ABSTRACT Although thrombocytosis has been reported in patients with various types of cancer, the association between thrombocytosis and the clinicopathological features of patients with colorectal cancer (CRC) has not been fully investigated. We evaluated the clinical features associated with thrombocytosis in CRC.
The medical records of 636 consecutive CRC patients undergoing surgery in our department between January 2002 and July 2008 were retrospectively reviewed. The correlation between the clinicopathological variables and the preoperative platelet count was analyzed by univariate and multivariate analyses. The impact of thrombocytosis on the prognosis of these patients was assessed, in comparison with the other clinicopathological variables.

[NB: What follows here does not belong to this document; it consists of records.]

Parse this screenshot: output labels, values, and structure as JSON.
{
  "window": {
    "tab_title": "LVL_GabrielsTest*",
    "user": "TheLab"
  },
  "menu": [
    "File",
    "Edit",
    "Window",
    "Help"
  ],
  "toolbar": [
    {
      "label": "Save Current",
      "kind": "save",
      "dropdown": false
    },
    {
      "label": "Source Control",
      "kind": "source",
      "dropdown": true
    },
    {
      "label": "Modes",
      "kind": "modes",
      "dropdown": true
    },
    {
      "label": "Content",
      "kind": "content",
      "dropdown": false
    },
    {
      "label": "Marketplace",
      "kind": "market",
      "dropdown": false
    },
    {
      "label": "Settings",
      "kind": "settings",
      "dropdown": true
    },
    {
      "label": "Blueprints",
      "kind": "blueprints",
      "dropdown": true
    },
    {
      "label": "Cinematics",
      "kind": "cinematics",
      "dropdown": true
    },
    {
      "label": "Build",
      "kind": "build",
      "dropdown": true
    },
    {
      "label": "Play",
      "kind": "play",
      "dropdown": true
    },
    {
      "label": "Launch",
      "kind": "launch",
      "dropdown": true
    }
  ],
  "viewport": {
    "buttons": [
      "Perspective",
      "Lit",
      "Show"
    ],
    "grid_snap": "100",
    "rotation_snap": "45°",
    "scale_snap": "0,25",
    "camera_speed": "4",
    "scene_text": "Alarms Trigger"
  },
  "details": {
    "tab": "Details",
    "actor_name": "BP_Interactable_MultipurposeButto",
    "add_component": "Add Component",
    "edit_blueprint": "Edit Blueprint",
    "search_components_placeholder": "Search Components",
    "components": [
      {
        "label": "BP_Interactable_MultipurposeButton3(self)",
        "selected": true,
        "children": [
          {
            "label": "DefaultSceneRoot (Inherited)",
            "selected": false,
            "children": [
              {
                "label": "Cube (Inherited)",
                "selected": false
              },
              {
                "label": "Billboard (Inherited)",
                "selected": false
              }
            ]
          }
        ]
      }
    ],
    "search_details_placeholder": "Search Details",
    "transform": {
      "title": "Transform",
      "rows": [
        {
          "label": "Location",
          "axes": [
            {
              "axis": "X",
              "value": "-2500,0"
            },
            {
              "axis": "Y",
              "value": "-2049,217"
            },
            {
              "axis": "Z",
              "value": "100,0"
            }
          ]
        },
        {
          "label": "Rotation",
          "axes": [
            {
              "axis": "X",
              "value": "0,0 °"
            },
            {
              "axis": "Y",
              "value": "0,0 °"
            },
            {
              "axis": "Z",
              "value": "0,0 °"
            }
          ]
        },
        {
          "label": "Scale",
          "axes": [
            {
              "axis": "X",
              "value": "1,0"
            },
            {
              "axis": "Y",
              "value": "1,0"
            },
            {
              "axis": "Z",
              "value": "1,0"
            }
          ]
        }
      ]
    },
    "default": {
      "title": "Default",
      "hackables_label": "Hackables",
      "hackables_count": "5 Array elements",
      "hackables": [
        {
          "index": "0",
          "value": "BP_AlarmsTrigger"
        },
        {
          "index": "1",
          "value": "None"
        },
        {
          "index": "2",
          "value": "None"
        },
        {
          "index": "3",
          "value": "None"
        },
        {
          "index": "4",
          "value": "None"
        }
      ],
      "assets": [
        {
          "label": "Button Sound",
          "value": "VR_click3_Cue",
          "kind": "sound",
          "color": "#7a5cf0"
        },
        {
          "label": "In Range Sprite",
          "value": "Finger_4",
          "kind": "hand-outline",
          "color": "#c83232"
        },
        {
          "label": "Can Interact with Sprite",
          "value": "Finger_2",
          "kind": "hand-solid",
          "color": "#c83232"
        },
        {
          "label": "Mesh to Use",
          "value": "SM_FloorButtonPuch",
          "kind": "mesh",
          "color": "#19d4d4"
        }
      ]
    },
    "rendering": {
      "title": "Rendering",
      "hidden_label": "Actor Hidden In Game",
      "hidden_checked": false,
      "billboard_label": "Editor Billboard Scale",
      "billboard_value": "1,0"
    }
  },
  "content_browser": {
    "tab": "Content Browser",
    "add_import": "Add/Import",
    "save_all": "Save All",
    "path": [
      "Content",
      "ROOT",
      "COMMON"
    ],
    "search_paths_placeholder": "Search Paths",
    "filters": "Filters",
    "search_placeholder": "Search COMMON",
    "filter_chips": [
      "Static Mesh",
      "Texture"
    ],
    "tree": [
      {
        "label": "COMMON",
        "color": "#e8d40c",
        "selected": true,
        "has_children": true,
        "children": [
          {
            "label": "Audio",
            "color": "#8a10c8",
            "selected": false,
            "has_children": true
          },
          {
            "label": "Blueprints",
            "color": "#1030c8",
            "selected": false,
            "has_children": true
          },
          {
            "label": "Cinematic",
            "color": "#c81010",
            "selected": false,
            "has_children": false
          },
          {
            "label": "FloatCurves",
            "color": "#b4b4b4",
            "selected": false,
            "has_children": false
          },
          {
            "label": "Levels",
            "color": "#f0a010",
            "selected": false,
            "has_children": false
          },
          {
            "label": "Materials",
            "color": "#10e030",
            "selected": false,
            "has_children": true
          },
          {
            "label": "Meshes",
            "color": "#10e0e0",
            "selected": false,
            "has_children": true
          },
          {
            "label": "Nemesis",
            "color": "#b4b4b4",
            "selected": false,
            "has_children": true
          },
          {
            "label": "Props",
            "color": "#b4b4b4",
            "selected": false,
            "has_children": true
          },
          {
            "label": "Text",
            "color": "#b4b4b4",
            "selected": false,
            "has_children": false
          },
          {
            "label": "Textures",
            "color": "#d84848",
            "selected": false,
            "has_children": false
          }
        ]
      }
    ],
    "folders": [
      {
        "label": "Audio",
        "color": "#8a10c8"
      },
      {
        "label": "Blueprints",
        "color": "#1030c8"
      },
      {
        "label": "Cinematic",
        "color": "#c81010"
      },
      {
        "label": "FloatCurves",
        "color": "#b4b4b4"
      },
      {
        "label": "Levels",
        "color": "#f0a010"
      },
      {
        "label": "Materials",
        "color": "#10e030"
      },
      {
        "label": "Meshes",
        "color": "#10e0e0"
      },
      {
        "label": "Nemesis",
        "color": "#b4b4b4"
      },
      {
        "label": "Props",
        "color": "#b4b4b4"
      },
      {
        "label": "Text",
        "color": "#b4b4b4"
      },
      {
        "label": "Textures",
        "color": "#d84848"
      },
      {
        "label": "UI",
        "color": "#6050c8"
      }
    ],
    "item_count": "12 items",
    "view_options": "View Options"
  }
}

Platelet count showed significant correlation with gender, age, venous involvement, tumor size, depth of invasion, regional lymph node metastasis, distant metastasis in univariate analysis, and tumor size and depth of invasion were independent factors in multivariate analysis. The cancer-specific survival (CSS) of CRC patients with thrombocytosis was significantly shorter than that for those without thrombocytosis (P < 0.001), specifically in patients with stage III CRC (P < 0.001). Multivariate analysis indicated that thrombocytosis was an independent prognostic factor of CSS (hazard ratio = 2.96, 95% confidence interval [CI] = 1.72-5.00). Moreover, within stage II CRC, the univariate analysis revealed that disease-free survival (DFS) was associated with preoperative thrombocytosis, but not the other clinicopathological variables.
Preoperative thrombocytosis is not only an independent indicator of poor CSS in CRC patients but also an independent predictor of poor DFS in patients with stage II CRC.